Leo bebió un trago de su martini.
– ¿Has acabado? -dijo, y volvió a beber-. La persona que va a ir contigo no es pariente, es una hermana, una monja que conoció a la muerta cuando estuvo en Nicaragua y que creo que la trajo aquí para que la tratasen. Todavía estaba arreglando a tu amigo cuando la hermana Teresa Victor me ha explicado eso. Luego debe de haber pasado algo, porque de repente ha tenido que colgar.
– ¿La que tengo que llevar es una monja? ¿La muerta?
– Mira -explicó Leo-, la muerta es una joven nicaragüense de veintitrés años. He apuntado su nombre. Está en la tabla de la sala de preparación. Y también el nombre de la persona que te va a acompañar, una tal hermana Lucy. ¿Te enteras?
– ¿De qué murió?
– Fuera de lo que fuese, no te lo puede pegar, ¿vale? Recoges a la hermana Lucy en la misión de la Sagrada Familia, en la calle Camp, mañana a la una en punto. Está cerca de Julia.
– ¿Allí donde dan sopa?
– Allí mismo. Te estará esperando.
– Bueno, si no sabemos de qué hablar, rezaremos un rosario.

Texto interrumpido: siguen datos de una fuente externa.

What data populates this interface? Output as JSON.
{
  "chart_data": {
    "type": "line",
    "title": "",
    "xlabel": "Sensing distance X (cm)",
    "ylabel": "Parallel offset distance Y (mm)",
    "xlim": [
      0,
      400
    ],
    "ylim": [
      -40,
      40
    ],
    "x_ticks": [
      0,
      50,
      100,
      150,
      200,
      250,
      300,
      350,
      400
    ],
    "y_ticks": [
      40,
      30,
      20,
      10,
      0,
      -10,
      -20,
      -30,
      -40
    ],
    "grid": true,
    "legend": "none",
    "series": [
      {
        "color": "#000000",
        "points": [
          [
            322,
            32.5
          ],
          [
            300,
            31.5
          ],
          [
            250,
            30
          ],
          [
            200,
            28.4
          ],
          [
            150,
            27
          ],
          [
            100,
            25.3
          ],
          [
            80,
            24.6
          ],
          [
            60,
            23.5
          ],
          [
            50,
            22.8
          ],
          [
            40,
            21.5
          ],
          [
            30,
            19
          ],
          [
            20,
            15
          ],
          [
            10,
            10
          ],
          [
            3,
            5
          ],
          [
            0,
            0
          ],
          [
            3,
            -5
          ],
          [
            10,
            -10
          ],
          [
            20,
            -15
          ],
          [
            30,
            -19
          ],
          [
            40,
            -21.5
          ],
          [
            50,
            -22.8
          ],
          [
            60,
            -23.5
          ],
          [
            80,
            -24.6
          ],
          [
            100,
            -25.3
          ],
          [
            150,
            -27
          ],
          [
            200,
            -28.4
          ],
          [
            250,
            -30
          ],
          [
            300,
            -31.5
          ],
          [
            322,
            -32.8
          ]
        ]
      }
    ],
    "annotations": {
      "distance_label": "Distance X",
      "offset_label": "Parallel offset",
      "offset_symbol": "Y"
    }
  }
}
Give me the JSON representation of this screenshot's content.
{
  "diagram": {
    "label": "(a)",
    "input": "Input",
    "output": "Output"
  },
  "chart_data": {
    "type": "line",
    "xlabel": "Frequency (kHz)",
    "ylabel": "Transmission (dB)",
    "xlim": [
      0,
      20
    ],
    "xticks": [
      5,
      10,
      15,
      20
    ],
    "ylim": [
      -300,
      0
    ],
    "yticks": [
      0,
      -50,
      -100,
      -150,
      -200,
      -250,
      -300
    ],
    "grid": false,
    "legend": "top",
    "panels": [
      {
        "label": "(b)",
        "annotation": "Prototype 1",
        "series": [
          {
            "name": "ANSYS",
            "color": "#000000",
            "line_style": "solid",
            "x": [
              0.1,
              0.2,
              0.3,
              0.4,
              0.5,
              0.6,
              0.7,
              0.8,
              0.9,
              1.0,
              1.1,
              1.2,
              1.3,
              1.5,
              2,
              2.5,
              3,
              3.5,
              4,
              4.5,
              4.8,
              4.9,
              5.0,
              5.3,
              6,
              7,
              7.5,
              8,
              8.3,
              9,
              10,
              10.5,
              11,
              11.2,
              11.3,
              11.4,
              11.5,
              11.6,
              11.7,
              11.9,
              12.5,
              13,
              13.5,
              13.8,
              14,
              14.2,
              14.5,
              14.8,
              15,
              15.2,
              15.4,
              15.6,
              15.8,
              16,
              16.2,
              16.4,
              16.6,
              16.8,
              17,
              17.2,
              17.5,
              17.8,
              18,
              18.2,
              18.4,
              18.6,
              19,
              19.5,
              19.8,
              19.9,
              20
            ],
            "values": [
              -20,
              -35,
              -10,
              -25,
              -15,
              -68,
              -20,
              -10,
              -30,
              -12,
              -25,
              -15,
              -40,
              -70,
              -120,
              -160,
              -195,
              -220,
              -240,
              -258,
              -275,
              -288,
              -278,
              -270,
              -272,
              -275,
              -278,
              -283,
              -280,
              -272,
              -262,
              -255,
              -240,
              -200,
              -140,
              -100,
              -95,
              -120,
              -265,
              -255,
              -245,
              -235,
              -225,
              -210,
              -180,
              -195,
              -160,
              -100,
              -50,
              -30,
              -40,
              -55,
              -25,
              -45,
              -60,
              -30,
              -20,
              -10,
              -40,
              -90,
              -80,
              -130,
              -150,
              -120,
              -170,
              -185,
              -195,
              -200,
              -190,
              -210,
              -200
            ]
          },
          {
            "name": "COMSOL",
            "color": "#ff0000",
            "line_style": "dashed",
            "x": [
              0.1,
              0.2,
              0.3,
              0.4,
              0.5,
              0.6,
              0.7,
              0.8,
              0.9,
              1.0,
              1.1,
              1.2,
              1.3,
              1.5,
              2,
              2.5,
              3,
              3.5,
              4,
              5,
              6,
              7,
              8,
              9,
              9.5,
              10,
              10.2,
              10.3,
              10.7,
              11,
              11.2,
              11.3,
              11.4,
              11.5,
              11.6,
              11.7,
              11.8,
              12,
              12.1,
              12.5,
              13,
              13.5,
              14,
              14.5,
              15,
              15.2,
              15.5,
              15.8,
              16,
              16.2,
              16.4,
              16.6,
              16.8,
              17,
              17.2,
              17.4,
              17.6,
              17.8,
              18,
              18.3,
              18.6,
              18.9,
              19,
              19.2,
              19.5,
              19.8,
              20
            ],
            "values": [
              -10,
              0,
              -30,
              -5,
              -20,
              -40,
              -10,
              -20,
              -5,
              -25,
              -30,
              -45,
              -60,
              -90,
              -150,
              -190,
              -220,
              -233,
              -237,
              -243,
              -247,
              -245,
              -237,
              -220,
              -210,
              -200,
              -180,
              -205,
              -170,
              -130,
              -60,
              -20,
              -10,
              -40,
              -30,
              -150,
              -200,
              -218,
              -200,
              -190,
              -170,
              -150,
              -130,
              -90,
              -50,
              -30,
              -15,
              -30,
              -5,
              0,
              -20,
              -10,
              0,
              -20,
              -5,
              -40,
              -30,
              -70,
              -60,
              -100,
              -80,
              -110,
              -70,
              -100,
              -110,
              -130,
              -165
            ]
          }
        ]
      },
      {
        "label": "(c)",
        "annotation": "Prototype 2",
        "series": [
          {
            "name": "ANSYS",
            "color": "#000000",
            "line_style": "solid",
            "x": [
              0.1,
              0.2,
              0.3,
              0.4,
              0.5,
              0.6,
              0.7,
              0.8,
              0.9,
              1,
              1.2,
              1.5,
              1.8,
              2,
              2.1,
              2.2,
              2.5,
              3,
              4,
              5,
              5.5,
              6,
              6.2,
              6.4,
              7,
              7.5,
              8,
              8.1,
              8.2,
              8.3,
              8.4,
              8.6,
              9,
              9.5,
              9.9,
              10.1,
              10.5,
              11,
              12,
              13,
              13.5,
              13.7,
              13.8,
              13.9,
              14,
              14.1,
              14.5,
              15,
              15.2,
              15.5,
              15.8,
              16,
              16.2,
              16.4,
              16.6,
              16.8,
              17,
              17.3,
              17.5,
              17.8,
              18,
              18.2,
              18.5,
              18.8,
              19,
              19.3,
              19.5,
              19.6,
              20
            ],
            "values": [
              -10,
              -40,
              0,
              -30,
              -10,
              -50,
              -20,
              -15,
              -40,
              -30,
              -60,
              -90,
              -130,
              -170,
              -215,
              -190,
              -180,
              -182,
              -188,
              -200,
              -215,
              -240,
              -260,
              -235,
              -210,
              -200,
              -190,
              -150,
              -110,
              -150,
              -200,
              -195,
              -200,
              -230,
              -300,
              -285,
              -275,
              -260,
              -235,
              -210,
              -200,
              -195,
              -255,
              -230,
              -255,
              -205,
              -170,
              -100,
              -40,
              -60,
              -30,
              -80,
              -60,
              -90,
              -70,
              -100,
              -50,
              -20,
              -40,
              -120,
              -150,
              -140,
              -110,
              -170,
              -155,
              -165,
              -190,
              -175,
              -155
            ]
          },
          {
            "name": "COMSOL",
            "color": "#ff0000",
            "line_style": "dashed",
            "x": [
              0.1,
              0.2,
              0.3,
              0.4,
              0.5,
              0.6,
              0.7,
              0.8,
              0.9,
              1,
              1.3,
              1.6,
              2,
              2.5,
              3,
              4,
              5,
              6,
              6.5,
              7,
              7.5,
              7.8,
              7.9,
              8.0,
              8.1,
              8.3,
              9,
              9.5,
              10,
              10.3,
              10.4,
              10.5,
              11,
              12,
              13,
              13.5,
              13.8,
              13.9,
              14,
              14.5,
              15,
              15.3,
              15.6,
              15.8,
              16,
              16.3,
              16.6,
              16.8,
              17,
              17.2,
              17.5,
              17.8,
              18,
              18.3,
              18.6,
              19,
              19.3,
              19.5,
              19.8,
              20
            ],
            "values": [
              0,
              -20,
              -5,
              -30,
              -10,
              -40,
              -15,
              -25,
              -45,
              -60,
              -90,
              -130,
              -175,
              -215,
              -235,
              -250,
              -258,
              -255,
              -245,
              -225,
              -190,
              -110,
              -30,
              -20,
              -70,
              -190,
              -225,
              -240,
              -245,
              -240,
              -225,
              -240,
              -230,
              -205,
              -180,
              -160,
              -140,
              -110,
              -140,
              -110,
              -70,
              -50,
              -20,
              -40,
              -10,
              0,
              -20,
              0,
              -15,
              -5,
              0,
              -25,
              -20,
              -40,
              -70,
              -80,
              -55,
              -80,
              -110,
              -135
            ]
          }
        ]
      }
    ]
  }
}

– ¡Ya empezamos! -Leo se acabó su martini-. ¿Te encuentras bien?
– Estoy bien.
– No te olvides. A la una.
– De acuerdo.
– No sería mala idea que esta noche no salieras.
– ¿Sigues preocupado por mí?
– Ves a tu antiguo compañero sobre la mesa, y lo siguiente que sé de ti es que estás trompa. ¿Quién bebía Sazerac, Buddy o Helene?
Jack sonrió. Se sentía tranquilo, despabilado, seguro; era su lugar preferido para beber a última hora del día. Dijo:
– Quieres que te explique lo de Helene, ¿no?, lo que sentí al volver a verla. Te mueres de ganas de saberlo, ¿verdad?
– Ya te lo he dicho -insistió Leo-. Cuando lo supe me produjo cierta aprensión.
– En ese caso te alegrará saber que mi corazón permanece en su sitio.
– ¿Y qué hay de otras partes de tu cuerpo?
Jack negó con la cabeza.
– Su atractivo ha desaparecido. Ahora lleva el pelo rizado, y eso cambia su aspecto. Eh, Leo, pero… -Jack sonrió- ¡qué bien olía! Llevaba un perfume que sé que es caro porque una vez cogí una botella de un armario, una noche, en el hotel Peabody, en Memphis, y se la regalé a Maureen.
– Eso es complejo de culpabilidad.
– Tal vez. Maureen dijo: «Jack, esto va a ciento cincuenta dólares la onza. ¿Lo has comprobado? Dime la verdad.» Fue cuando ya había dejado lo de Uncle Brother y Emile.